The rapper named his record label Taylor Gang Records, partly because of his appreciation for Chuck Taylors. In 2013, he launched a shoe collection with Converse featuring 12 styles.
Chinatown x Converse
After the famous collaboration with the star and Nike, Chinatown Market redesigned the Chuck Taylor All Star 70’s on a creamy canvas base, only adding its branding to the tongue. We can stop there except that under ultraviolet light, the vamp is covered with orange, pink or blue on the sides. The Converse logo on the ankle concludes a pair of technicals, which are signed by the smiley. Check out more info on Converse x Chinatown Market.
Chinatown Market is the only brand that adds a comma to Chuck. An association that holds significance since the two heavyweights of sneacker almost never present themselves together and tends to suggest that they are now one.
Converse x Comme des Garçons
These two legends have become accustomed to over the past decade collaborating on various partners, often falling victim to their success.

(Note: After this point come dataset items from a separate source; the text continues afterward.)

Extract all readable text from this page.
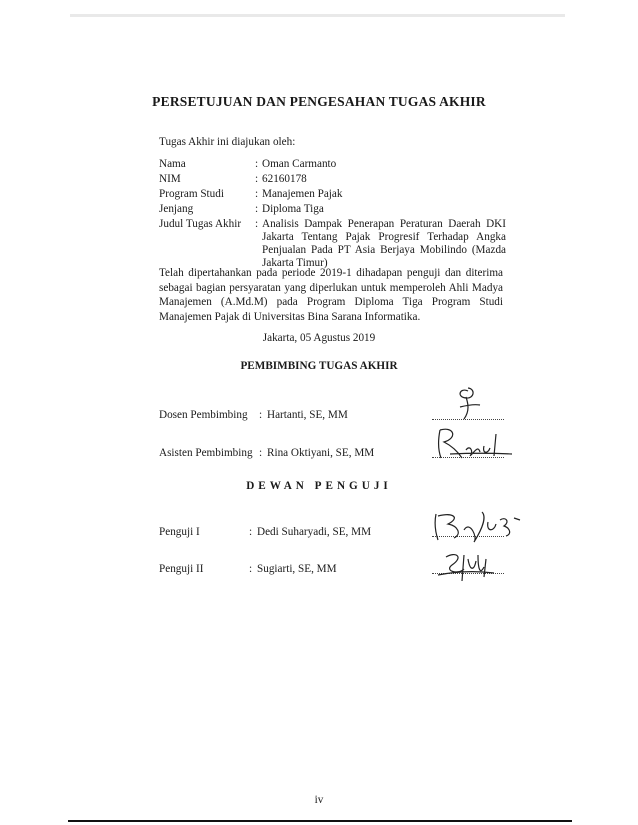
PERSETUJUAN DAN PENGESAHAN TUGAS AKHIR
Tugas Akhir ini diajukan oleh:
Nama	: Oman Carmanto
NIM	: 62160178
Program Studi	: Manajemen Pajak
Jenjang	: Diploma Tiga
Judul Tugas Akhir : Analisis Dampak Penerapan Peraturan Daerah DKI Jakarta Tentang Pajak Progresif Terhadap Angka Penjualan Pada PT Asia Berjaya Mobilindo (Mazda Jakarta Timur)
Telah dipertahankan pada periode 2019-1 dihadapan penguji dan diterima sebagai bagian persyaratan yang diperlukan untuk memperoleh Ahli Madya Manajemen (A.Md.M) pada Program Diploma Tiga Program Studi Manajemen Pajak di Universitas Bina Sarana Informatika.
Jakarta, 05 Agustus 2019
PEMBIMBING TUGAS AKHIR
Dosen Pembimbing : Hartanti, SE, MM
Asisten Pembimbing : Rina Oktiyani, SE, MM
DEWAN PENGUJI
Penguji I	: Dedi Suharyadi, SE, MM
Penguji II	: Sugiarti, SE, MM
iv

The heart with little eyes of the Comme des Garçons streetwear line was first associated with Converse in 2009 with a logo on the ankle, in place of the symbolic rosette. See more info on the collaboration between Converse and Comme des Garçons.
Indeed, 8 years ago, the Japanese brand began to revise the Converse Chuck Taylor All Star, adding the initials of the house. Then CDG started a creative frenzy, revisiting Jack Purcell in 2011 and then in 2013, Pro Leather.
The last child pair of the two precursors was the SS19 collection, launching the Chuck Taylor Converse, which was again a huge success. In terms of sales, both versions of Chuck Taylor started off very well. They quickly became mainstream while other, more technical associations were released in fewer copies and therefore more confidential.
Converse x Off White
It’s almost too predictable to see the Chuck Taylor 70s Hi Converse fall into Virgil Abloh’s hands. Indeed, acclaimed creator / manager Kanye West and new artistic director Louis Vuitton have revisited the conversation pair several times. The “The ten” version, for example, takes the design of this model by adding an offbeat and conceptual touch.
We’ll especially remember the last Off-White series, Nike and Converse, where media creators have rethought the classic white canvas with the famous black stripes on the sole. There are also mocking badges such as branding on the ankle and the inscription “SHOELACES” which explicitly mentions shoelaces. See more info on Converse x Off White.
Virgil Abloh, Nike’s great madman, is like many of the artists who used Chuck as a canvas to express himself freely and add his touch to the legend. But it’s not just fashion monsters who can access their customization. Indeed, we will see that the star also serves as a springboard for young, ambitious content creators.